# taz.de -- Transsexualität und Politik: Die AfD-Wählerin
       
       > Beate G. ist transsexuell, mit einer Muslimin verheiratet, und sie wählt
       > die AfD. Die Geschichte einer Frau auf der Suche.
       
 (IMG) Bild: „Es ist eine Riesenscheiße, transsexuell zu sein“
       
       „Ich habe bisher keine Bomben gebaut. Und ich laufe auch nicht in schwarzen
       Springerstiefeln mit weißen Schnürsenkeln rum.“ Beate G.* lacht. Aber ein
       bisschen ernst meint sie es doch. Weil sie im Schützenverein trainiert, hat
       sie Angst, als Waffennärrin dargestellt zu werden. Weil sie AfD wählt,
       fürchtet sie, man könnte sie für einen Neonazi halten. G. ist eine
       vorsichtige Gesprächspartnerin. Sie hat Angst, in eine Schublade gesteckt
       zu werden.
       
       Dabei passt sie in keine. Da gibt es verschiedene Identitäten, sich
       widersprechende Rollen. G. ist ein Mensch auf der Suche, das ist die
       einzige Konstante. G. ist transsexuell – und wählt AfD. G. ist mit einer
       Muslima aus Zentralasien verheiratet und fürchtet den Untergang der
       deutschen Kultur. G. hat Angst vor dem Islam, aber hat selbst fünf Monate
       lang zu Allah gebetet. Ihr Weg führt durch einen Operationssaal in
       Freiburg und die Gebetsräume von drei Moscheen, in eine Kleinstadt im
       Schwarzwald und Almaty in Kasachstan und einmal quer durchs politische
       Spektrum Deutschlands.
       
       In ihrem Wohnzimmer zu Hause in einer baden-württembergischen Kleinstadt
       hat G. weiße Spitzendeckchen auf der Kommode arrangiert. Ein Gesteck aus
       Weihnachtskugeln und Trockenblumen schmückt eine Ecke des Raums. Im Schrank
       stehen Reisetrophäen, eine handgroße Matroschka und Flaschen mit
       bulgarischem Wein, am Fenster wuchert Aloe aus Russland. G. ist eine
       kräftige Frau mit muskulösen Armen und schulterlangem weißem Haar. Das
       Gesicht ist verhärmt, Make-up trägt sie keins. Mit knappen Bewegungen
       verteilt sie Nussecken auf einem Teller.
       
       Das Gebäck hat G. extra für die Besucherin gekauft, sonst leistet sie sich
       keine Extravaganzen vom Bäcker. Das Geld ist knapp. Wegen ihrer
       Bandscheiben ist die 60-Jährige in Frührente, sie hat einen
       50-Prozent-Schwerbehindertenausweis. Nach Abzug der Miete bleiben ihr
       monatlich 160 Euro übrig. Deshalb ist sie jetzt aus der AfD ausgetreten.
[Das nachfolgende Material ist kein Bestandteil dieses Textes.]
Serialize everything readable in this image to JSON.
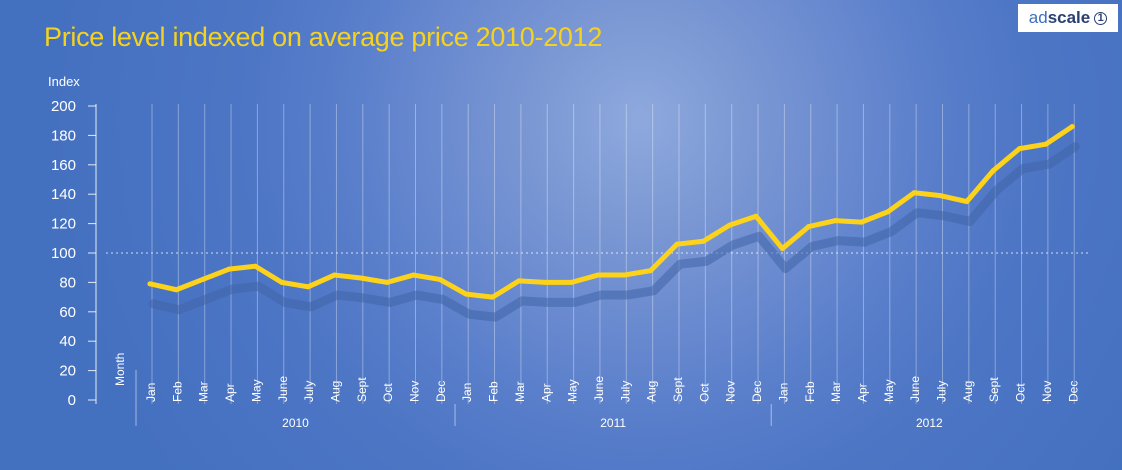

       Den ermäßigten Mitgliedsbeitrag von 30 Euro, die Fahrten zu den Treffen,
       selbst die Getränke könne sie sich nicht leisten, sagt sie. Dabei würde
       sich Beate G. gerne mehr in der Partei engagieren. „Die AfD ist für mich
       ein Instrument, um die alternativlose Politik aufzubrechen.“
       
       Parteien haben Beate G. schon oft enttäuscht. Erst die CDU mit ihrer
       Sozialpolitik, dann die Linke. Sie wurde Mitglied, trat wieder aus. Vor
       allem die Unzufriedenheit mit der Europolitik brachte sie zur AfD. G.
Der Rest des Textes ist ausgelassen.